In the article series Sound and Vision we take a look at music videos from notable directors. This week we look at selected music videos by Cory McAbee.
Cory McAbee is a conundrum, both as an artist and as a subject for a Sound and Vision. Always on the periphery of mainstream indie cinema he is the true example of an outsider indie artist. His cinematic work is singular, truly oddball and extremely great. The conundrum is this: what kind of artist is McAbee? And could we call some of his art music videos, which is after all the main subject of this editorial?
Cory McAbee has a singular voice, and is a jack of all trades. He writes his movies, acts in them, directs them, and is the leader of the band performing the soundtrack. In most instances this band is The Billy Nayer Show, who worked with McAbee ever since his first short, surprisingly called Billy Nayer (see below). That short shows how much of an enigma McAbee is as an artist. The short film consists of a social faux pas in the form of a song, if you can call the non-sequitar rambling a song by traditional measures. The short is rotoscoped, elevating it from a cringe comedy sketch into something more interesting, less-throwaway, even if part of its selling point is that contrast between the highly stylized animation and the fly-on-the-wall embarrassment that makes up the project. Is it a short movie? It does not have much of a plot. Is it a music video? Yes, but not by any standard measures. Is it art? Definitely, but deliberately challenging, if not in a thought-provoking way. It is not ruffling any feathers, but it is exactly that throw-away slice-of-life matter-of-fact nature of the piece that shows what McAbee does well.
His works defy categorization. Is it film or a music video? Yes. See for instance his two shorts called Reno (both below), which split the difference. The song at the center is a looping sound-piece with equally repetitive lyrics. The first incarnation of the short uses this loop-de-loop as inspiration for a partly animated merry-go-round of several dancing cowboys (all a copy of the same performance by McAbee). The second short uses a similarly kaleidoscopic effect, with a silhouette of McABee and his cowboy hat as an overlay. It is one of the key images that returns of McAbee, the cowboy-silhouette, especially in his first two feature films The American Astronaut and Stingray Sam.

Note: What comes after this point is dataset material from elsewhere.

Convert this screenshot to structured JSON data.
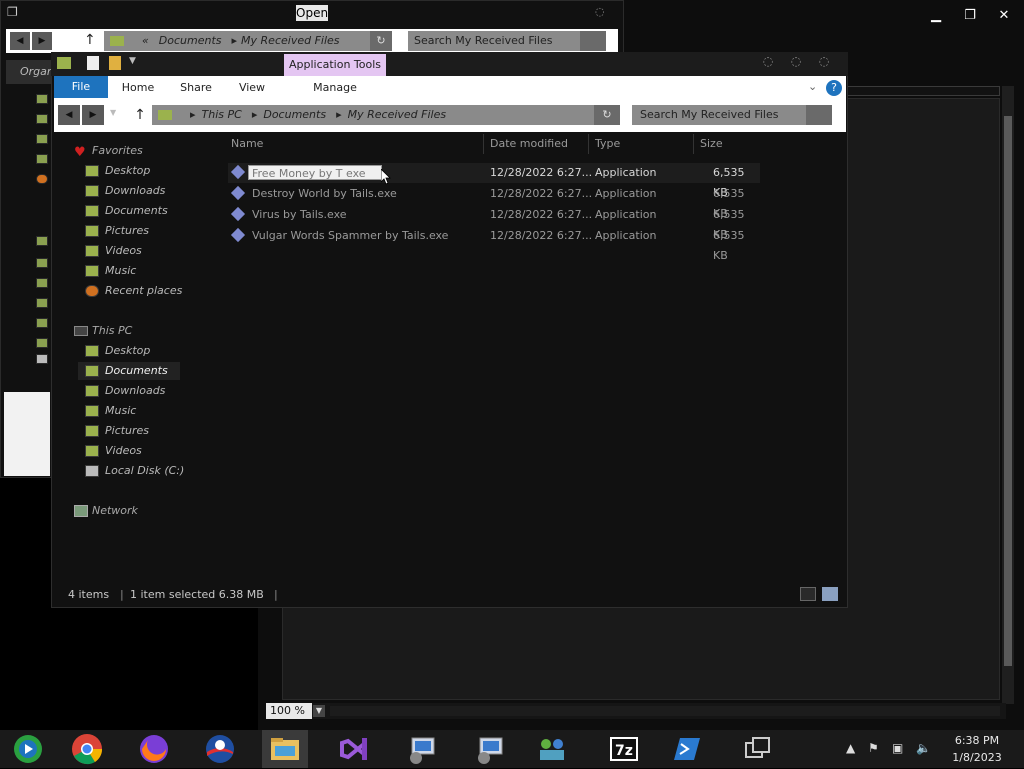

The American Astronaut followed several musical shorts like The Ketchup and Mustard Man and The Man on the Moon, which both have McAbee's semi-improvisational dry wit non-sequiturs as its centre. All three of those films are musicals. Stingray Sam is as well, but moves into a more hybrid direction with what it is supposed to be, again. Is it a feature film divided in several chapters, each of which has a song? Is it a tv-series made for mobile phones, with each episode centering a music video? It is both. This hybrid style gave McAbee the chance to release the film in chapters, and each of the songs as its own music video. The two best, according to me, are fan-favorite Fredward, a kooky song about male pregnancy (a theme in the entirety of Stingray Sam) and clone-genealogy. It's hilarious, weird, and very McAbee (and it's also below). The other one is Peg-Legged Father, a nice Mother-goose-like song for children, with some darker edges. Lowpoint is Party, a song that uses the same slur the Black Eyed Peas used to rhyme "getting the party started" with. Not great.
After Stingray Sam McAbee's music and band went through several different iterations and names. The Billy Nayer Show disbanded and was followed up by the likes of Captain Ahab's Motorcycle Club and Small Star Seminar. The latter was a send-up of Ted Talks and live self-improvement-type seminars. Taking the piss out of the coaching world, while also truly trying to improve and revolutionize the ways we talk about topics like science, environmental issues and sociological change. McAbee started focusing on live performances, and the collective. A lot of his music video type work in that time are throw-away sketches, like DAR or Collective Animal Names (see below) or the AI-experiment Hool-low-louwey. Many of these sketches can be found on Cory McAbee's youtube-page, where there is also a treasure trove of videos of live performances filmed by fans, the audience and festivals alike. The collective nature of live-performance gave McAbee a lot of material to work with, culminating in the film Deep Astronomy and the Romantic Sciences (also below. Yes, the entire feature).
It is a brilliant musical-science-fiction-TED-talk-hybrid, that takes on every topic McAbee is currently fascinated by: time travel, space travel, AI, butterflies, Mars (his favorite planet, as it features in most of his films), self-improvement, ecological collapse, social interaction and especially the power of the collective. McAbee has pushed his cinema away from music videos and features, towards this more hybrid-on-the-fly collective performance art, where the sketches are an important part of the process, and the live-cinema-experience is more important than a "final product". Which is why he stays an enigma, not easily categorizable. And that's just the way I like it.